Avant d’aller plus loin, je tenais à préciser que la ou les raisons qui ont mené ces six personnages au même endroit au même moment pour se retrouver me sont entièrement inconnues. Cela n’a pas grande importance, c’est certain, mais je ne voudrais pas être taxé de je-m’en-foutisme par le lecteur qui a fait l’effort de suivre cette histoire jusqu’ici. L’auteur que je suis ne peut pas aller à l’encontre de la volonté des personnages. S’ils le jugent nécessaire, ils sont en droit de ne pas préciser de quel manière ils sont arrivés à ce qui semble être, selon toute vraisemblance, un rendez-vous. Monsieur Quichotte, membre éminent du SPRF, me l’a bien précisé et j’applique ses directives. C’est malheureusement le lecteur qui fera les frais de cette injonction et il ne saura rien de la façon dont les six personnages dont il est ici question, Ulysse, Achille, Bérénice, Phénix, Hélène et Hector, se retrouvent ce jour-là au bar de la plage. Pour rappel, aux dernières nouvelles que j’ai moi-même eues et dont je vous ai fait part dans ces pages (allez vérifier en fin de première partie), Achille se trouvait dans un commissariat de police et s’accusait du meurtre de sa femme, Bérénice envisageait de partir à l’autre bout du monde, l’avatar de Phénix se trouvait sur un morceau de banquise en route vers le pôle nord et le couple Hélène et Hector avait disparu de la circulation après que le lecteur eut pris connaissance de leur enfance commune en Union Soviétique et de leur probable rôle dans l’explosion de l’usine Astoria Chemical en qualité d’agents secrets. Dernier personnage présent dans les premières pages de ce roman, Hippolyte, l’employé de bureau qui voulait devenir écrivain, a quitté l’histoire depuis plusieurs pages pour suivre sa voie. Quant à Ulysse, son parcours depuis la plage où nous l’avions laissé il y a quelques lignes est bien plus facile à tracer puisque le bar dont il est ici question se trouve juste derrière lui.

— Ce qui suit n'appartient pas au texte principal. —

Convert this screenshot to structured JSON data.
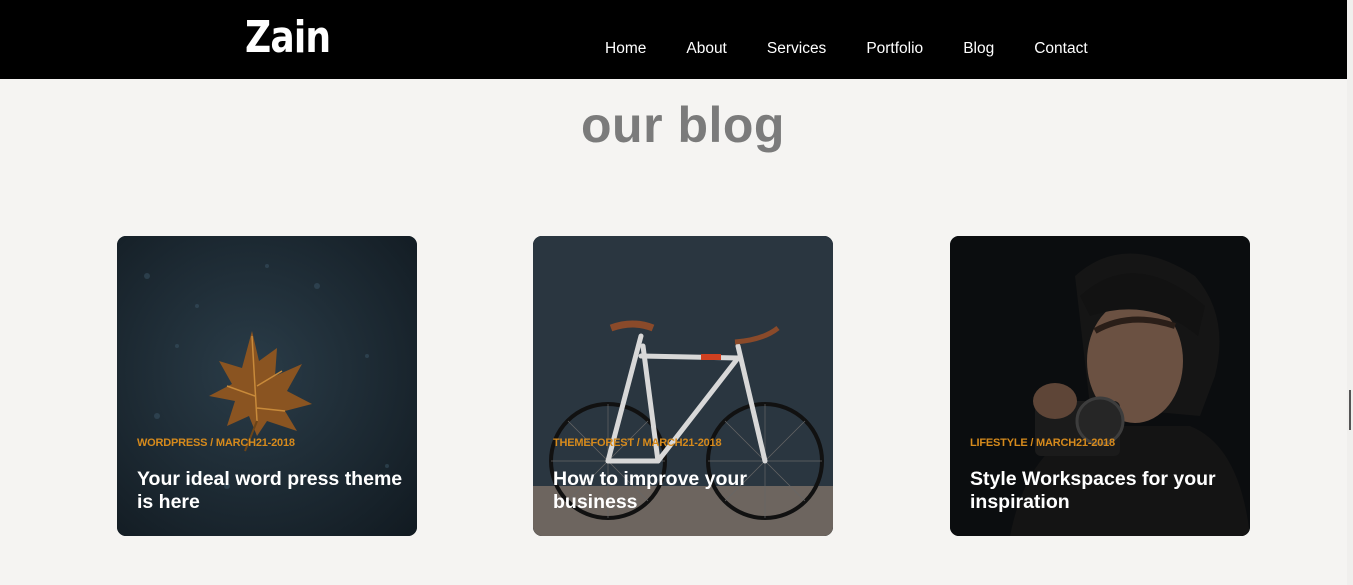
{
  "header": {
    "logo": "Zain",
    "nav": [
      "Home",
      "About",
      "Services",
      "Portfolio",
      "Blog",
      "Contact"
    ]
  },
  "blog": {
    "title": "our blog",
    "posts": [
      {
        "meta": "WORDPRESS / MARCH21-2018",
        "title": "Your ideal word press theme is here",
        "image": "maple-leaf-on-asphalt"
      },
      {
        "meta": "THEMEFOREST / MARCH21-2018",
        "title": "How to improve your business",
        "image": "white-bicycle-against-dark-wall"
      },
      {
        "meta": "LIFESTYLE / MARCH21-2018",
        "title": "Style Workspaces for your inspiration",
        "image": "man-holding-camera"
      }
    ]
  },
  "colors": {
    "accent": "#d68a1c",
    "nav_bg": "#000000",
    "page_bg": "#f5f4f2",
    "title_gray": "#7b7b7b"
  }
}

Même plaisir que lors de l’épisode précédent, ce mélange 10, bis, 11, fonctionne à merveille.
JMG
On rigole bien à vous lire, merci
Ah le café du matin et le bar de la plage et tous ces personnages – Merci Jean Luc, c’est toujours aussi agréable de suivre Ulysse. A bientôt.
rien n’a finalement beaucoup d’importance, mais de fil en aiguille, de paragraphe en paragraphe, de digression en digression, quelque chose se construit
et Raymonde a raison, ça nous fait rire, la révolte des personnages te permettant d’en rajouter sur la drôlerie
tout ça pour en arriver au bar de la page, juste dans le dos d’Ulysse !!
Lecture dans un bus bondé, la lecture m a permis l’évasion et un sourire sur les lèvres.
Le texte m’invite à remonter le fil des textes des autres propositions.